USA/ Canada at Feb half term?

(5 Posts)
reallyneedmoresleep Sat 26-Mar-16 15:43:36

We've only ever been skiing in Europe and mostly at Easter time but next year are hoping to hook up with friends who've moved to the states. It turns out they don't get a school Easter holiday so we're wondering about heading over there for Feb half term.
DH says it will be brutally cold and hellish for our skinny children- is he right? If not, where would you recommend?

dontcallmethatyoucunt Sun 27-Mar-16 10:19:40

Depends where you go. Whistler is warmer than Banff for example (according to all my research for this Xmas). We went to Finland and it was -18, (but Whistler was -26 when we were there before DC). My DD is skinny and little and 4 yrs and when I said to her about wrapping up for skiing the first thing she said was 'I was boiling'. That was Finalnd.

We wore: merino base layer, thin thermal, technical mid layer (sports top with long sleeves), another sports top, fleece, zip up fleece, ski jacket. Thermal leggings, padded salopettes. Balaclava, neck buff, helmet. Wool gloves, long wrist padded ski mittens. I wore the same grin My husband wore about 3 layers and a ski jacket and was fine too.

I had a switch of top and bottom base layer every other day for the kids (every day for sweaty me) and we wore 2 sets of the top stuff over a week. I wish I'd had another balaclava as it got damp from my breath.

What I'm saying you can wrap up, but you'll need kit. We go every year at least once so I feel we extract value. We are heading to Whistler this Xmas and again it could be very very cold (might not be though). We also play hockey outside every week in the winter so we use a lot of the kit for this too.

I shop online in the sales - Summer bargains can be really good. I've got kit aside for the next 3 years. With 2 girls it'll all get worn. I assume you have quite a bit anyway if you ski in Europe, so this may be a none issue!

I think certain conditions can be more challenging than others. The winds blowing at minus 15 was worse than a still -20 when it was fine. Remember certain places know it's cold so heated seats on lifts, wind covers, and in Finland fire pits (not sure US do this, but you never know!). The U.S. always seem to have better infrastructure. My impression is that in Europe you can get on an old slow chair lift and freeze to death on the way up, this isn't tolerated in the U.S. The chairs seem fast modern, well protected and you don't have to suffer the poor equipment. Also, the map boards are everywhere and you don't need to be pulling out a piste map and getting cold hands. (I may have given this a slightly rose tint as it was before DC that I last went stateside, but that's what strikes me now).

I think I'd be more concerned about jet lag. We are expecting 3 or 4 disturbed nights when we get to Whistler, but we are there for 13 days. I know mine are good sleepers. I think eastern U.S. would take less getting over. I can't however recommend anywhere as I've only done Breckenridge (appalling transfer out of Denver after a long flight), whistler (9 ish hour flight but big time difference) and Park City, no direct flights so LA and back or other hub.

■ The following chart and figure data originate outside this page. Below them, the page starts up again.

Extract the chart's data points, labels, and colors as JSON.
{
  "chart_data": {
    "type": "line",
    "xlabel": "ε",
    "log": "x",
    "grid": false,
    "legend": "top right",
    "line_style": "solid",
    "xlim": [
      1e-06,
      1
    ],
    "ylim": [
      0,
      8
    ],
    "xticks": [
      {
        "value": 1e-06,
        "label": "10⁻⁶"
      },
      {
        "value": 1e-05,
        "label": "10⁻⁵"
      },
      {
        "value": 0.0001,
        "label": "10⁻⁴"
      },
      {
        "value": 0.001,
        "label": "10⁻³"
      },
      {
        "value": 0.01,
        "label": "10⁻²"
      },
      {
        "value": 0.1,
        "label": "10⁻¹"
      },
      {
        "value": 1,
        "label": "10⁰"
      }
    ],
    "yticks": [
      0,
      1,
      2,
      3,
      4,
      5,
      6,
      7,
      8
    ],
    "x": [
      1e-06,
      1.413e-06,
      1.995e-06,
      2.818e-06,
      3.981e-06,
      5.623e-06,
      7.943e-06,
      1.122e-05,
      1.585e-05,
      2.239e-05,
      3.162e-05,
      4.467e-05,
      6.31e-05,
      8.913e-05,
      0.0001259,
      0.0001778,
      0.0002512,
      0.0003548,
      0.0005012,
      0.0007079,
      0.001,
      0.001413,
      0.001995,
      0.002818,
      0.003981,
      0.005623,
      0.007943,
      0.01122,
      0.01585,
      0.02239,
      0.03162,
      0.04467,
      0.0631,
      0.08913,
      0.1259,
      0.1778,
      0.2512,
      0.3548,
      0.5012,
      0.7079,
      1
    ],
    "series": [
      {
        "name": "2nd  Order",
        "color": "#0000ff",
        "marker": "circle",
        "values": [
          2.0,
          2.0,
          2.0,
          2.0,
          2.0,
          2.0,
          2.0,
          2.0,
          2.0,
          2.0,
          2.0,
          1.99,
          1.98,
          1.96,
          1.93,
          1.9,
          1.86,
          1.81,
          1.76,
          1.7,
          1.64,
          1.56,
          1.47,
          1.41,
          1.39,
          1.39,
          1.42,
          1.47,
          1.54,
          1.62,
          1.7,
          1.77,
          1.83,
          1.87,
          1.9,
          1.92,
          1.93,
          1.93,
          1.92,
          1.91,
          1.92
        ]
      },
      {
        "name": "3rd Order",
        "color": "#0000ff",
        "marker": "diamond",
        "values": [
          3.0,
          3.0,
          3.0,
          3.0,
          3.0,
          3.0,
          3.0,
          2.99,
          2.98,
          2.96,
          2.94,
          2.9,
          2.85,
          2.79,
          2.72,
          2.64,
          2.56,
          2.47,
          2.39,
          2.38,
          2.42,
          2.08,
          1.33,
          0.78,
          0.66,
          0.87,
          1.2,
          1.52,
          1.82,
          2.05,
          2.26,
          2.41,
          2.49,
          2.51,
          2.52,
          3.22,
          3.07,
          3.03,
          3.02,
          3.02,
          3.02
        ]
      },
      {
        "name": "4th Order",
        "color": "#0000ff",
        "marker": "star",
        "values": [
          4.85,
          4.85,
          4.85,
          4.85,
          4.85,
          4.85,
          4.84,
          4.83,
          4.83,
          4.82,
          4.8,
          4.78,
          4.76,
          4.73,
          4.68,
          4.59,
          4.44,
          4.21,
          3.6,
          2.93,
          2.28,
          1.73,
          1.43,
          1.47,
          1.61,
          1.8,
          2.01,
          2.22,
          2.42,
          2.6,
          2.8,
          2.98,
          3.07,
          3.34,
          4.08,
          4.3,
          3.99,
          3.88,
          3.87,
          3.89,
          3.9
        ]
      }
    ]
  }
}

I love skiing in North America though, the scale of the pistes, the snow, the service. I can't wait to go back this year. I think in your position I'd wrap up, look down the eastern side and book.

reallyneedmoresleep Mon 04-Apr-16 12:36:57

Thanks for such a detailed reply, don't. Think we might stick to Belle Plagne!

juneau Mon 11-Apr-16 10:46:49

Where would you be going? If its east coast (Killington, Stowe, etc), then yes it will be cold and icy and the mountains there aren't pretty - they're more like wooded hills than what passes for a mountain in the Alps. The towns are disappointing too and on-mountain dining is a grim experience limited to hot dogs, pizza or burgers. You basically go there to ski, not to do anything else.

If its out west (Utah, Colorado), then the skiing is excellent. The on-mountain dining is still dismal (unless you go to Aspen, where its excellent), but we loved skiing out west. Big mountains, long runs and craggy, snowy mountains in Utah (in CO they're high, but more rounded). The time difference with the UK for a week though is killer. You're talking a 7- or 8-hour difference, which is rough on adults, let alone on DC who have to then come home and go straight back to school. My advice would be to either ski in Europe in Feb or go to the US at Easter when your DC will have longer to recover.

tinytemper66 Sun 22-May-16 23:13:45

I went to Lake Placid with 43 students and 6 other teachers and boy did we have a ball! Whiteface is the ski resort. Lots to do in Lake Placid. We stayed in Northwoods Inn but plenty of hotels.